Saturday, October 20, 2018
Sikkim

People


The present population of Sikkim is primarily composed of different  races or ethnic groups. They are the Lepchas, the Bhutia, the Nepali and the plainsmen. These different ethnic groups have their distinct languages and cultural pattern.

This cultural diversity of the ethnic groups who have no common racial backgrounds has become the central point of socio-economic and political problems in Sikkim. Over centuries, the narrow fertile valleys of the inner Himalayas and the rugged hill tracts of the greater Himalayas have been settled by the Tibeto-Burmese, Tibeto-Mongoloid and Indo-Aryan races who have adjusted themselves to the rigorous climate of this state. Thus Sikkim has become a state of multi-racial inhabitants. The oldest inhabitants are the Rongs or Lepchas who migrated via Assam to this mountain state. Next came the Khampas from the Tibetan  province of Kham, they are now commonly known as Bhutias. The Limbus who are considered by some as belonging to Lhasa gotra are believed  to have migrated from Shigatse, Penam, Norpu, Giangtse etc of the Tsong province of Tibet. These Limbus and other Magar, Rai, Gurung, Murmi etc are allied races and in fact belong to the Kirati sub-cultural stock of the Nepali race who migrated to Sikkim from Nepal in the west.

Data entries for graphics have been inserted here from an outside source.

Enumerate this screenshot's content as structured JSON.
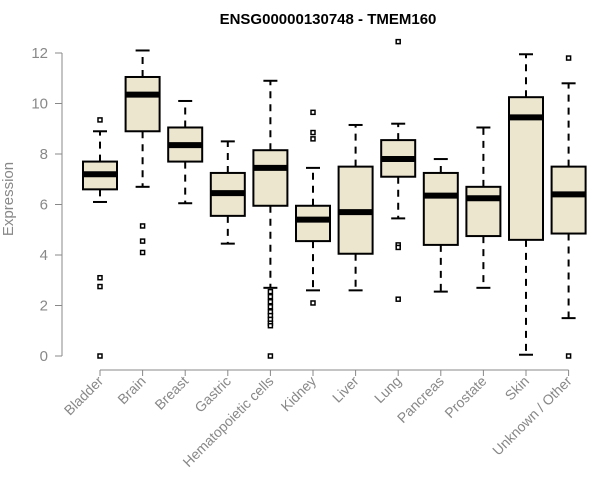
{
  "chart_data": {
    "type": "boxplot",
    "title": "ENSG00000130748 - TMEM160",
    "xlabel": "",
    "ylabel": "Expression",
    "ylim": [
      0,
      12
    ],
    "yticks": [
      0,
      2,
      4,
      6,
      8,
      10,
      12
    ],
    "box_fill": "#ede6cf",
    "line_color": "#000000",
    "categories": [
      "Bladder",
      "Brain",
      "Breast",
      "Gastric",
      "Hematopoietic cells",
      "Kidney",
      "Liver",
      "Lung",
      "Pancreas",
      "Prostate",
      "Skin",
      "Unknown / Other"
    ],
    "boxes": [
      {
        "category": "Bladder",
        "whisker_low": 6.1,
        "q1": 6.6,
        "median": 7.2,
        "q3": 7.7,
        "whisker_high": 8.9,
        "outliers": [
          9.35,
          3.1,
          2.75,
          0.0
        ]
      },
      {
        "category": "Brain",
        "whisker_low": 6.7,
        "q1": 8.9,
        "median": 10.35,
        "q3": 11.05,
        "whisker_high": 12.1,
        "outliers": [
          5.15,
          4.55,
          4.1
        ]
      },
      {
        "category": "Breast",
        "whisker_low": 6.05,
        "q1": 7.7,
        "median": 8.35,
        "q3": 9.05,
        "whisker_high": 10.1,
        "outliers": []
      },
      {
        "category": "Gastric",
        "whisker_low": 4.45,
        "q1": 5.55,
        "median": 6.45,
        "q3": 7.25,
        "whisker_high": 8.5,
        "outliers": []
      },
      {
        "category": "Hematopoietic cells",
        "whisker_low": 2.7,
        "q1": 5.95,
        "median": 7.45,
        "q3": 8.15,
        "whisker_high": 10.9,
        "outliers": [
          2.55,
          2.35,
          2.15,
          1.95,
          1.75,
          1.6,
          1.45,
          1.3,
          1.2,
          0.0
        ]
      },
      {
        "category": "Kidney",
        "whisker_low": 2.6,
        "q1": 4.55,
        "median": 5.4,
        "q3": 5.95,
        "whisker_high": 7.45,
        "outliers": [
          9.65,
          8.85,
          8.6,
          2.1
        ]
      },
      {
        "category": "Liver",
        "whisker_low": 2.6,
        "q1": 4.05,
        "median": 5.7,
        "q3": 7.5,
        "whisker_high": 9.15,
        "outliers": []
      },
      {
        "category": "Lung",
        "whisker_low": 5.45,
        "q1": 7.1,
        "median": 7.8,
        "q3": 8.55,
        "whisker_high": 9.2,
        "outliers": [
          12.45,
          4.4,
          4.3,
          2.25
        ]
      },
      {
        "category": "Pancreas",
        "whisker_low": 2.55,
        "q1": 4.4,
        "median": 6.35,
        "q3": 7.25,
        "whisker_high": 7.8,
        "outliers": []
      },
      {
        "category": "Prostate",
        "whisker_low": 2.7,
        "q1": 4.75,
        "median": 6.25,
        "q3": 6.7,
        "whisker_high": 9.05,
        "outliers": []
      },
      {
        "category": "Skin",
        "whisker_low": 0.05,
        "q1": 4.6,
        "median": 9.45,
        "q3": 10.25,
        "whisker_high": 11.95,
        "outliers": []
      },
      {
        "category": "Unknown / Other",
        "whisker_low": 1.5,
        "q1": 4.85,
        "median": 6.4,
        "q3": 7.5,
        "whisker_high": 10.8,
        "outliers": [
          11.8,
          0.0
        ]
      }
    ]
  }
}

English is the official language of Sikkim. The Lingua-franca is however Nepalese. It closely resembles Hindi. The Lepcha language belongs to the Tibeto-Burman family. The languages of the Bhutias, Limbu, Murmi, Magar, Khamba and Mewar also belongs to it.

High priority has been given to education. Education is free upto the primary school level. While in the higher  classes the fee is nominal, for girls education is free up to class XI.

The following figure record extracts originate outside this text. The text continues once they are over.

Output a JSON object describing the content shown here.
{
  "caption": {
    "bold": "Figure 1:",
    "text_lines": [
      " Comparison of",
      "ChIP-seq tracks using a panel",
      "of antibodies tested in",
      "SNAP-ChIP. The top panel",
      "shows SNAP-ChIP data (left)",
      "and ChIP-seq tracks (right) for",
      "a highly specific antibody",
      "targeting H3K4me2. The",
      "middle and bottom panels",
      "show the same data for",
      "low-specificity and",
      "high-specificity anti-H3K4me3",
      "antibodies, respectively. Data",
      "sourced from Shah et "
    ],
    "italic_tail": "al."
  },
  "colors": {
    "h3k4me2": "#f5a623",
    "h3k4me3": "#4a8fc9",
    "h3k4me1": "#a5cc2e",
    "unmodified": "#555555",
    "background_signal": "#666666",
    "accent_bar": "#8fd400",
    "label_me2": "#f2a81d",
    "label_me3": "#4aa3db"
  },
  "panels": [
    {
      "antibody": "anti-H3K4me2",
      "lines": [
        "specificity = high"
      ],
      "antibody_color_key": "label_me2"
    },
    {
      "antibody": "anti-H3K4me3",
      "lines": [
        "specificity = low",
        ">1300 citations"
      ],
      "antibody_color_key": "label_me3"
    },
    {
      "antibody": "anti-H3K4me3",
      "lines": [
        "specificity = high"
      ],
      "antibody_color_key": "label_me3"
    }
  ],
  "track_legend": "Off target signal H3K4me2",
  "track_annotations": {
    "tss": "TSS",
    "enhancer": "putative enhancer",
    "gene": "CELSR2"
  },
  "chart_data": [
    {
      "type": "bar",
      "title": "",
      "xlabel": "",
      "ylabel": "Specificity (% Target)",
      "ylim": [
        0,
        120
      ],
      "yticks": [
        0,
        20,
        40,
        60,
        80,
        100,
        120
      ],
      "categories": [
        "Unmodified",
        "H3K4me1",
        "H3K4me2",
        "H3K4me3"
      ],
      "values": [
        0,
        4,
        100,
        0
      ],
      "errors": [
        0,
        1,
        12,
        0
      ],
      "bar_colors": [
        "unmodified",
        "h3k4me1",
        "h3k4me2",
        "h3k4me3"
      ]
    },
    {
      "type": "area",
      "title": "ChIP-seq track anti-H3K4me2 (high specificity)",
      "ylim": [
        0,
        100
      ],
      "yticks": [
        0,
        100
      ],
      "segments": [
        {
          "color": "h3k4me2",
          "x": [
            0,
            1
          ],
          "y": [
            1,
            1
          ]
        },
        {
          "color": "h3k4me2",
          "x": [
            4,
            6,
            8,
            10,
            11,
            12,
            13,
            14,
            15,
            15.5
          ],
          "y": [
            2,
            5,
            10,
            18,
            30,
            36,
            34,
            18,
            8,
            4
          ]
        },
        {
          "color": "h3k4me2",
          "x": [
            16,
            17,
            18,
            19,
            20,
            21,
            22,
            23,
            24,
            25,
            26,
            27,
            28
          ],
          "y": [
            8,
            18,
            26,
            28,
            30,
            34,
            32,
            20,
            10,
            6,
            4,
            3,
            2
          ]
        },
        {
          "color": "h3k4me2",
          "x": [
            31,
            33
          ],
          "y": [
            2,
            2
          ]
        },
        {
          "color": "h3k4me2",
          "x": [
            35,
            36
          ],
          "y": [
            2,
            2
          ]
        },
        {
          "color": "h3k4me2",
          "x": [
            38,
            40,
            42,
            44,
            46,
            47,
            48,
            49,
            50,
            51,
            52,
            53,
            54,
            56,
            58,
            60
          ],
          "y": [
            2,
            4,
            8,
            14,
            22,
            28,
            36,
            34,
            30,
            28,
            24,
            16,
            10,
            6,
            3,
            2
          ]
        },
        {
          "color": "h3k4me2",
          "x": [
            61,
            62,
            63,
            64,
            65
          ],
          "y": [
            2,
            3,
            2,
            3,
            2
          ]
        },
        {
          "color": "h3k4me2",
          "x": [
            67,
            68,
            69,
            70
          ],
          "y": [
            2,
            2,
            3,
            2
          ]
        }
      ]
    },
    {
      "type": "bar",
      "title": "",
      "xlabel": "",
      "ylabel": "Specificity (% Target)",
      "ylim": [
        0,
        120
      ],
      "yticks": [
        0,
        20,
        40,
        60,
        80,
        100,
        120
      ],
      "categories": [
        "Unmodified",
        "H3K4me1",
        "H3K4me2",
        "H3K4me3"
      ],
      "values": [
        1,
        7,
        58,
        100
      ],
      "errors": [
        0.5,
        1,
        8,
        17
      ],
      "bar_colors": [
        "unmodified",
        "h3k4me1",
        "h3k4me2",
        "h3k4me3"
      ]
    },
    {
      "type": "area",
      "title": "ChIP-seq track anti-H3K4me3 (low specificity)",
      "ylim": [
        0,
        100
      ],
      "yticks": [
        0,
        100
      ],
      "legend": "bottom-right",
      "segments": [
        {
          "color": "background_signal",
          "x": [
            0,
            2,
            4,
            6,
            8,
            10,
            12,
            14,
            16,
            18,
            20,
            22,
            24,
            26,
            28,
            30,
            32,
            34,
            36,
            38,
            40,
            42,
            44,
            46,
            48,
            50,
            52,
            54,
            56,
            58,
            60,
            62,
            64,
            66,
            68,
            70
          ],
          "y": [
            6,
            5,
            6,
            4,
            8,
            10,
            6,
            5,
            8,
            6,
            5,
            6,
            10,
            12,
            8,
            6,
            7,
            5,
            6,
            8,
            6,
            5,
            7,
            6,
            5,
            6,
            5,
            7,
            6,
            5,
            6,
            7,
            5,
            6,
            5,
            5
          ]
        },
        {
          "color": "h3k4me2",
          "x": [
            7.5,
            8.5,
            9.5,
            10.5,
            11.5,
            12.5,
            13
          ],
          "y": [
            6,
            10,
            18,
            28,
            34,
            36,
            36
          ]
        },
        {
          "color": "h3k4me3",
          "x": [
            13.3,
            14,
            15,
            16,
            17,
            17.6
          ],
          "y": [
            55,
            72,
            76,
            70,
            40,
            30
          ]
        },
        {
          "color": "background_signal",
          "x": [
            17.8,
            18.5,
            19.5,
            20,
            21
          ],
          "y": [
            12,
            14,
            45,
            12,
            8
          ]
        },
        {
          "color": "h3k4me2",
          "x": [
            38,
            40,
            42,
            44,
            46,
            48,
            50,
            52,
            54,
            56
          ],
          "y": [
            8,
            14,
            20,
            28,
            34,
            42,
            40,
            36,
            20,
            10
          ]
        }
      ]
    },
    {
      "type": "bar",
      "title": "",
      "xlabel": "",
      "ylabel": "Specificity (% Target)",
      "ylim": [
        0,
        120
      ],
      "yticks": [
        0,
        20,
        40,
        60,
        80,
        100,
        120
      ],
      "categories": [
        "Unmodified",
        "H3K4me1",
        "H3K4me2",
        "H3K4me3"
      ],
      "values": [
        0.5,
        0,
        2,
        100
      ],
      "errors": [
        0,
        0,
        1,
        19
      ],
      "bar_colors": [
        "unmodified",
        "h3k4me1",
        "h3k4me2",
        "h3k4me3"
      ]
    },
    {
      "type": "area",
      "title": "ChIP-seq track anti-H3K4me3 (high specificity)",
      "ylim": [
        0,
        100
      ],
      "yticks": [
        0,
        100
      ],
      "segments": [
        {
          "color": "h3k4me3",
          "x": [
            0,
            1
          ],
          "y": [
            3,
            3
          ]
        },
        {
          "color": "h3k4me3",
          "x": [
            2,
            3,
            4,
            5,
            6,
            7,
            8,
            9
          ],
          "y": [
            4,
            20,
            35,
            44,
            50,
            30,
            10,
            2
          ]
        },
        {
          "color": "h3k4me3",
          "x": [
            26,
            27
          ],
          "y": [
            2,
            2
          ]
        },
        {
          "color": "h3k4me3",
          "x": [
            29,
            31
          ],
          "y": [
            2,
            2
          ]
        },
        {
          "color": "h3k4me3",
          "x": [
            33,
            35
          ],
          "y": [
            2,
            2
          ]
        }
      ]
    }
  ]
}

In Sikkim, inter-marriage among these higher castes is not uncommon. Traditionally a Gurkha can possess any number of wives. A wife taken through formal ceremonial marriage is called a 'Behaite 'while others are called 'Lihaites'. But this practice is now on the wane. Divorce is permissible. Both man and wife can refer any plea for divorce to the village elders who decide it.